Holly et al. [5] indicated that the limitations of their review were that there were very few prospective studies, that many studies assessed the outcome using un-validated measures and that it was hard to analyze functional outcome due to the use of different scales between studies. Our study had much larger pool of articles and consisted of higher quality literature, including some prospective studies that evaluated outcome using the validated JOA scale or Nurick score. There was also a sufficient number of articles to compare predictors on the same scale. In addition, the differences in our methodology, including a comparison of results among the three groups, also allowed for the incorporation of quality assessment in the analysis. Since, the Japanese have had a substantial contribution to research in the field of spinal cord injury, including the creation of the JOA scale, we also translated all Japanese articles into English and incorporated them into our analysis. Finally, our systematic review differed from Holly et al.’s as it included a preliminary analysis of other predictors including signs and symptoms, comorbidities, gender and smoking status to determine their predictive value.

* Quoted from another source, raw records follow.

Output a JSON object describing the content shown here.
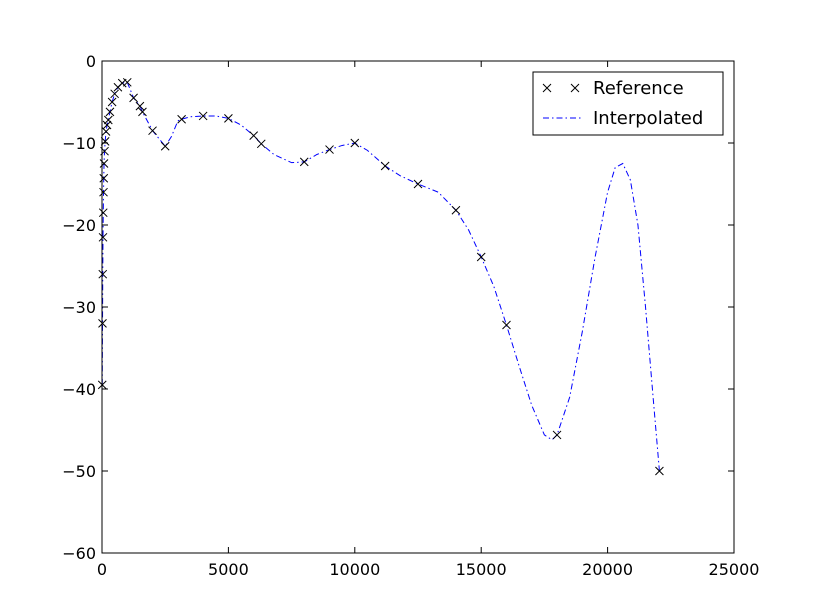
{
  "chart_data": {
    "type": "line",
    "title": "",
    "xlabel": "",
    "ylabel": "",
    "xlim": [
      0,
      25000
    ],
    "ylim": [
      -60,
      0
    ],
    "xticks": [
      0,
      5000,
      10000,
      15000,
      20000,
      25000
    ],
    "yticks": [
      0,
      -10,
      -20,
      -30,
      -40,
      -50,
      -60
    ],
    "xtick_labels": [
      "0",
      "5000",
      "10000",
      "15000",
      "20000",
      "25000"
    ],
    "ytick_labels": [
      "0",
      "−10",
      "−20",
      "−30",
      "−40",
      "−50",
      "−60"
    ],
    "grid": false,
    "legend": {
      "position": "top-right"
    },
    "series": [
      {
        "name": "Reference",
        "style": "markers",
        "marker": "x",
        "color": "#000000",
        "points": [
          [
            10,
            -39.5
          ],
          [
            20,
            -32
          ],
          [
            30,
            -26
          ],
          [
            40,
            -21.5
          ],
          [
            50,
            -18.5
          ],
          [
            60,
            -16
          ],
          [
            70,
            -14.3
          ],
          [
            80,
            -12.5
          ],
          [
            100,
            -11
          ],
          [
            125,
            -9.8
          ],
          [
            160,
            -8.6
          ],
          [
            200,
            -7.8
          ],
          [
            250,
            -7.2
          ],
          [
            315,
            -6.2
          ],
          [
            400,
            -5
          ],
          [
            500,
            -4
          ],
          [
            630,
            -3.2
          ],
          [
            800,
            -2.7
          ],
          [
            1000,
            -2.6
          ],
          [
            1250,
            -4.5
          ],
          [
            1500,
            -5.5
          ],
          [
            1600,
            -6.2
          ],
          [
            2000,
            -8.5
          ],
          [
            2500,
            -10.4
          ],
          [
            3150,
            -7.1
          ],
          [
            4000,
            -6.7
          ],
          [
            5000,
            -7
          ],
          [
            6000,
            -9.1
          ],
          [
            6300,
            -10.1
          ],
          [
            8000,
            -12.3
          ],
          [
            9000,
            -10.8
          ],
          [
            10000,
            -10
          ],
          [
            11200,
            -12.8
          ],
          [
            12500,
            -15
          ],
          [
            14000,
            -18.2
          ],
          [
            15000,
            -23.9
          ],
          [
            16000,
            -32.2
          ],
          [
            18000,
            -45.6
          ],
          [
            22050,
            -50
          ]
        ]
      },
      {
        "name": "Interpolated",
        "style": "dashdot",
        "color": "#0000ff",
        "points": [
          [
            10,
            -39.5
          ],
          [
            20,
            -32
          ],
          [
            30,
            -26
          ],
          [
            40,
            -21.5
          ],
          [
            50,
            -18.5
          ],
          [
            60,
            -16
          ],
          [
            70,
            -14.3
          ],
          [
            80,
            -12.5
          ],
          [
            100,
            -11
          ],
          [
            125,
            -9.8
          ],
          [
            160,
            -8.6
          ],
          [
            200,
            -7.8
          ],
          [
            250,
            -7.2
          ],
          [
            315,
            -6.2
          ],
          [
            400,
            -5
          ],
          [
            500,
            -4
          ],
          [
            630,
            -3.2
          ],
          [
            800,
            -2.7
          ],
          [
            1000,
            -2.6
          ],
          [
            1250,
            -4.5
          ],
          [
            1500,
            -5.5
          ],
          [
            1600,
            -6.2
          ],
          [
            2000,
            -8.5
          ],
          [
            2500,
            -10.4
          ],
          [
            2750,
            -9.2
          ],
          [
            3000,
            -7.3
          ],
          [
            3150,
            -7.1
          ],
          [
            3500,
            -6.8
          ],
          [
            4000,
            -6.7
          ],
          [
            4500,
            -6.7
          ],
          [
            5000,
            -7
          ],
          [
            5500,
            -7.8
          ],
          [
            6000,
            -9.1
          ],
          [
            6300,
            -10.1
          ],
          [
            6800,
            -11.4
          ],
          [
            7500,
            -12.4
          ],
          [
            8000,
            -12.3
          ],
          [
            8500,
            -11.4
          ],
          [
            9000,
            -10.8
          ],
          [
            9500,
            -10.3
          ],
          [
            10000,
            -10
          ],
          [
            10500,
            -10.9
          ],
          [
            11200,
            -12.8
          ],
          [
            11800,
            -14
          ],
          [
            12500,
            -15
          ],
          [
            13300,
            -16
          ],
          [
            14000,
            -18.2
          ],
          [
            14500,
            -20.6
          ],
          [
            15000,
            -23.9
          ],
          [
            15500,
            -27.5
          ],
          [
            16000,
            -32.2
          ],
          [
            16500,
            -37.2
          ],
          [
            17000,
            -42
          ],
          [
            17500,
            -45.6
          ],
          [
            17800,
            -46.2
          ],
          [
            18000,
            -45.6
          ],
          [
            18500,
            -41
          ],
          [
            19000,
            -33
          ],
          [
            19500,
            -24
          ],
          [
            20000,
            -16
          ],
          [
            20300,
            -13
          ],
          [
            20600,
            -12.5
          ],
          [
            20900,
            -14.5
          ],
          [
            21200,
            -20
          ],
          [
            21500,
            -30
          ],
          [
            21800,
            -41
          ],
          [
            22050,
            -50
          ]
        ]
      }
    ]
  }
}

There are limitations to our study: (1) we did not separate studies based on length of follow-up time; (2) articles that dichotomized a predictor might have done it differently (e.g. age) and (3) some of the articles with relevant abstracts or titles were excluded because they were not available or in another language other than Japanese or English. Future systematic reviews should address these limitations to provide a completely unbiased evaluation of important predictors of outcome.

The results from this review should encourage further exploration in this area. Even though many studies have examined important predictors of surgical outcome in CSM, there still remains a lack of evidence in the form of high quality, prospective studies using validated outcome measures. A large prospective analysis is required to reemphasize the predictive value of duration of symptoms and baseline severity score, to settle the controversy surrounding age and to confirm that signs, symptoms and comorbidities do impact surgical results.